Passage de l’infliximab intraveineux à la forme sous-cutanée dans la maladie de Verneuil : étude rétrospective multicentrique française
Dans la maladie de Verneuil (hidradénite suppurée) modérée à sévère, l’infliximab fait partie des traitements utilisés hors AMM. Jusqu’ici administré par perfusion intraveineuse (IV), il dispose désormais d’une forme sous-cutanée (SC), déjà validée dans d’autres maladies inflammatoires comme la polyarthrite rhumatoïde, les MICI, la spondyloarthrite ou le psoriasis.
Restait une question concrète, à laquelle aucune donnée ne répondait : peut-on faire basculer en sécurité un patient atteint de Verneuil de la forme IV vers la forme SC ?
Une étude rétrospective multicentrique française, conduite dans 8 centres de dermatologie sous l’égide du groupe HS-France et de ResoVerneuil, apporte les premiers éléments de réponse. Elle a pu être menée grâce à l’appel à cas lancé par le Dr Charles Cassius.
Ce qu’a observé l’étude
Trente-six patients ayant effectué ce changement entre août 2021 et octobre 2025 ont été suivis (âge moyen 37,5 ans, 58 % au stade Hurley III). La motivation principale du passage en sous-cutané était d’alléger la contrainte des venues répétées en hôpital de jour. L’activité de la maladie a été mesurée à l’aide du score IHS4.
Après un suivi moyen de 17 mois, près des deux tiers des patients (64 %) poursuivaient toujours le traitement sous-cutané. L’enseignement majeur : ce qui prédit le succès du switch, ce n’est ni la dose sous-cutanée ni la durée du traitement IV antérieur, mais l’état de la maladie au moment de la bascule. Chez les patients dont la maladie était bien contrôlée (IHS4 ≤ 3), le traitement était maintenu dans 79 % des cas, contre seulement 22 % lorsque la maladie était encore active (p = 0,005).
Autre point rassurant : parmi les patients en échec d’emblée sous forme sous-cutanée, près de la moitié (43 %) ont retrouvé le contrôle de leur maladie après réintroduction de la forme intraveineuse. Le switch n’est donc pas une décision irréversible.
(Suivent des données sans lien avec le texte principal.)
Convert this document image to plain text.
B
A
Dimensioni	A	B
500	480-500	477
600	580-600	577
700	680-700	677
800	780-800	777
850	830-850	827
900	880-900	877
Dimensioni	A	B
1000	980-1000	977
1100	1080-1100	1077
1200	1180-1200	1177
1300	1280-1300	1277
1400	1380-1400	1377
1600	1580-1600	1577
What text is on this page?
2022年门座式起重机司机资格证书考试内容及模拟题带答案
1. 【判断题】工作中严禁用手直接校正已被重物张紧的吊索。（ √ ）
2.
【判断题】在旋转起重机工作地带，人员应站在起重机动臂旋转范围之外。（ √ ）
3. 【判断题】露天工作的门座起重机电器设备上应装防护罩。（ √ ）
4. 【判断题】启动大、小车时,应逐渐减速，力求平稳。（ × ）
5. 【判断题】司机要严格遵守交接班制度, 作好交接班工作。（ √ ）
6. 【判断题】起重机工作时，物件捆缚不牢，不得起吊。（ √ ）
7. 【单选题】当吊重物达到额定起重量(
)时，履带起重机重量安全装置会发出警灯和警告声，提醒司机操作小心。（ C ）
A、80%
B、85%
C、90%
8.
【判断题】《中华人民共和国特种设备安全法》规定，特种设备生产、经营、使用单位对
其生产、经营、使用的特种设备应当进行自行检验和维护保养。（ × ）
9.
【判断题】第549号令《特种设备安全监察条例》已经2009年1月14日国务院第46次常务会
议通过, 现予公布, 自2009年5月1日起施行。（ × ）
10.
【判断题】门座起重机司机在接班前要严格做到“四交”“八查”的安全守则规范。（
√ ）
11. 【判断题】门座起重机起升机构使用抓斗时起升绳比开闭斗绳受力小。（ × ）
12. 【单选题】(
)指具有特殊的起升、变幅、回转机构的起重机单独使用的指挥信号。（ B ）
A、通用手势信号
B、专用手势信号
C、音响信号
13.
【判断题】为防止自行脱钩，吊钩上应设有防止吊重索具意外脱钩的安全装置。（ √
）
Un bénéfice qui dépasse l’efficacité
Au-delà du contrôle de la maladie, la voie sous-cutanée présente un intérêt organisationnel réel. Par analogie avec les données issues des MICI, elle réduit le nombre de passages en hôpital de jour, diminue les coûts d’administration et améliore la satisfaction des patients, autant d’arguments en faveur d’un parcours de soins allégé.
Les auteurs restent prudents et rappellent les limites de ce travail : caractère rétrospectif, usage hors AMM, effectif modeste, analyses univariées, absence de dosages sériques systématiques et protocoles de dose non harmonisés entre les centres.
À retenir
Le passage de l’infliximab intraveineux à la forme sous-cutanée est une option envisageable dans la maladie de Verneuil, à condition que la maladie soit bien contrôlée au moment de la bascule (IHS4 ≤ 3). Lorsque la maladie reste active, le risque d’échec est élevé : mieux vaut renforcer la surveillance, voire différer le switch. Et en cas d’échec sous forme sous-cutanée, le retour à la voie intraveineuse permet souvent de reprendre le contrôle.
Rappelons enfin que l’infliximab, sous l’une ou l’autre forme, reste utilisé hors AMM dans la maladie de Verneuil : sa prescription relève d’une décision spécialisée, à discuter au cas par cas avec le patient.
Reguiai Z, et al. Switching from intravenous to subcutaneous infliximab in hidradenitis suppurativa: A French multicenter retrospective study. J Am Acad Dermatol. 2026.